Перес Альфонсо родился в состоятельной семье в Каракасе. Он изучал медицину в Университете Джонса Гопкинса в Балтиморе, а затем вернулся в Каракас, где изучал право. Но затем семья разорилась, и на плечи Переса Альфонсо легли большие заботы, потому что, как старший сын, он чувствовал ответственность за своих десятерых братьев. Этот опыт глубоко потряс его, и с той поры бережливость и расчетливость стали частью его характера. Когда в 1932 году он женился, он уже был человеком строгих моральных правил и отказался регистрировать брак у одного судьи в Каракасе, считая его некомпетентным и продажным. Вместо этого Перес Альфонсо и его жена поехали в деревню и обратились к местному судье, который зарегистрировал их брак. После того, как с режимом Гомеса было покончено, Перес Альфонсо, работавший вместе с Бетанкуром, стал в палате депутатов экспертом оппозиции по нефтяной промышленности. Начиная с 1945 года, вначале в революционной хунте, а затем в демократическом правительстве, он был министром развития. В этом качестве он начал исправлять не соответствующие требованиям положения закона 1943 года для обеспечения получения Венесуэлой действительных 50 процентов прибылей, а также большего контроля над промышленностью.

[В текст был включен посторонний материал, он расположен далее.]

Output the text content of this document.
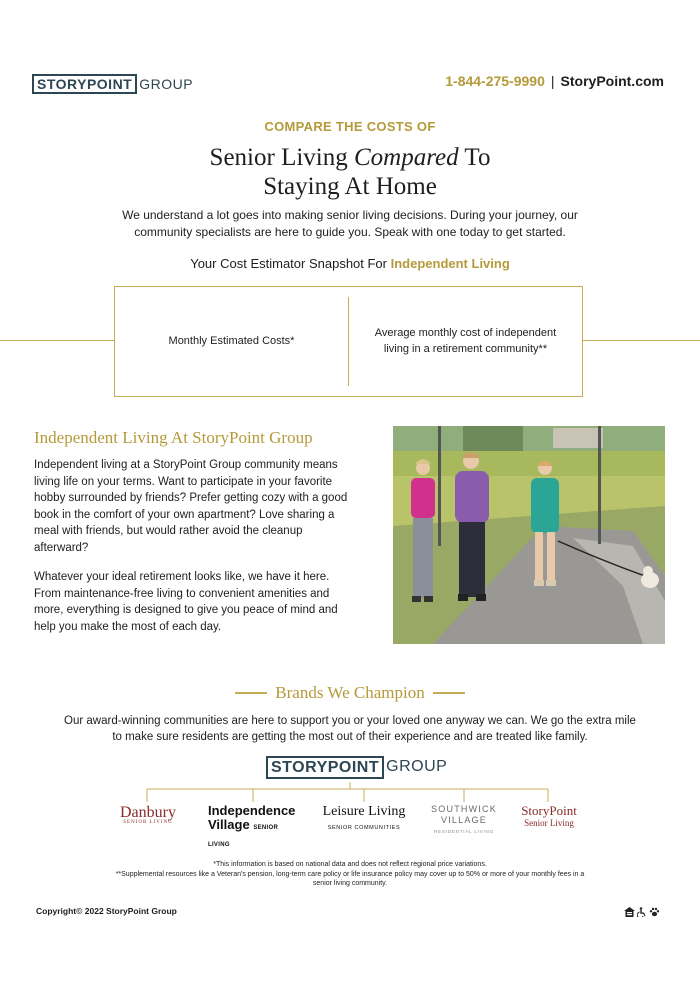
STORYPOINT GROUP	1-844-275-9990 | StoryPoint.com
COMPARE THE COSTS OF
Senior Living Compared To
Staying At Home
We understand a lot goes into making senior living decisions. During your journey, our community specialists are here to guide you. Speak with one today to get started.
Your Cost Estimator Snapshot For Independent Living
Monthly Estimated Costs*
Average monthly cost of independent living in a retirement community**
Independent Living At StoryPoint Group
Independent living at a StoryPoint Group community means living life on your terms. Want to participate in your favorite hobby surrounded by friends? Prefer getting cozy with a good book in the comfort of your own apartment? Love sharing a meal with friends, but would rather avoid the cleanup afterward?
Whatever your ideal retirement looks like, we have it here. From maintenance-free living to convenient amenities and more, everything is designed to give you peace of mind and help you make the most of each day.
Brands We Champion
Our award-winning communities are here to support you or your loved one anyway we can. We go the extra mile to make sure residents are getting the most out of their experience and are treated like family.
STORYPOINT GROUP
Danbury
SENIOR LIVING
Independence
Village SENIOR LIVING
Leisure Living
SENIOR COMMUNITIES
SOUTHWICK
VILLAGE
RESIDENTIAL LIVING
StoryPoint
Senior Living
*This information is based on national data and does not reflect regional price variations.
**Supplemental resources like a Veteran's pension, long-term care policy or life insurance policy may cover up to 50% or more of your monthly fees in a senior living community.
Copyright© 2022 StoryPoint Group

В ноябре 1948 года Пересу Альфонсо позвонил посол Соединенных Штатов в Каракасе. Переворот в разгаре, сказал посол; он хотел предложить Пересу Альфонсо воспользоваться гостеприимством в посольстве. Перес Альфонсо подумал, сказал „нет“, он будет действовать сам, и пошел домой обедать и ждать. Его арестовали и, считая важной фигурой демократического правительства, бросили в тюрьму. Потом он будет шутить в семье, что слишком много работал как министр, и тюрьма была для него отпуском, возможностью отдохнуть. Но на самом деле там не шутили, с ним обращались грубо, и некоторое время он провел в одиночном заключении.

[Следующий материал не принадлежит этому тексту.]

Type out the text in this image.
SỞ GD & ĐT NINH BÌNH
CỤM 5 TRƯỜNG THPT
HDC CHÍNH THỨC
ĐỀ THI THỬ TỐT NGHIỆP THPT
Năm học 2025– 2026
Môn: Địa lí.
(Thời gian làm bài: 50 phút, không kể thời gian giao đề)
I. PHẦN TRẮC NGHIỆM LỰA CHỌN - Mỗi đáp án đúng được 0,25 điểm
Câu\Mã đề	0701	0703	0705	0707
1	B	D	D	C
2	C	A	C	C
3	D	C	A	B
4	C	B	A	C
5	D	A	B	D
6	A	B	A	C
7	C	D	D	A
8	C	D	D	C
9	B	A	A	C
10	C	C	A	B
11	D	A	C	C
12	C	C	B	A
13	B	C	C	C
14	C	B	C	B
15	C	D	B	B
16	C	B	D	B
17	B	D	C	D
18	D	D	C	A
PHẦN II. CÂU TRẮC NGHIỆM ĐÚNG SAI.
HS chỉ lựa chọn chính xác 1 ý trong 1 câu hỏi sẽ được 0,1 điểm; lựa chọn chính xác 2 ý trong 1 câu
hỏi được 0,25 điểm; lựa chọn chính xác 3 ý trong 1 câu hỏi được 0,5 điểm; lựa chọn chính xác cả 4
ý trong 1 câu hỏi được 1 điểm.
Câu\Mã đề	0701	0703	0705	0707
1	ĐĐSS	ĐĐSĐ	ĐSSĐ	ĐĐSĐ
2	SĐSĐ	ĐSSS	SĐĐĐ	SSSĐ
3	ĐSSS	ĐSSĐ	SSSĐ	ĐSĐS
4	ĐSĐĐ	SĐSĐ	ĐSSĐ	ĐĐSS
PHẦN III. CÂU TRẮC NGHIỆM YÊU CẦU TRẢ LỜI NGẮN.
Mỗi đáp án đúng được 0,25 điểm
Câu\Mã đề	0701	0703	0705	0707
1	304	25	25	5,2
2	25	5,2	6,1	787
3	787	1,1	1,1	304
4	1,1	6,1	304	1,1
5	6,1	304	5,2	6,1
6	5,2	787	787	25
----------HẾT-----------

Наконец ему разрешили отправиться в изгнание, и он покинул страну, чувствуя отвращение к занятиям политикой и обещая семье, что никогда не вернется к активной общественной жизни. Вначале он нашел убежище в районе Вашингтона Уэсли Хайте, где он и семья перебивались на деньги, которые они получали от сдачи в наем их дома в Каракасе. Он писал статьи для эмигрантских газет и стал заниматься работой по дереву, но больше всего он посвятил себя изучению нефтяной промышленности. Он постоянно посещал библиотеку конгресса США, внимательно читал статьи в тех многих американских журналах, которые он выписывал, начиная от „Форбз“ и „Форчун“ и кончая „Нейшн“ и „Ойл энд газ джор-нал“. Он посвятил довольно много времени изучению организации, которая просто восхищала, – Техасского железнодорожного комитета, агентства, которое стало регулировать нефтяное производство сначала в Техасе и затем во всей стране еще в начале тридцатых годов, в те тяжелые времена, когда цена на нефть была 10 центов за баррель. После нескольких лет жизни в Вашингтоне, Перес Альфонсо оказался практически без денег, и поэтому переехал с семьей в Мехико. Другой причиной переезда была его тревога, что дети слишком американизируются, и им будет трудно возвращаться в Венесуэлу, если этот день вообще придет.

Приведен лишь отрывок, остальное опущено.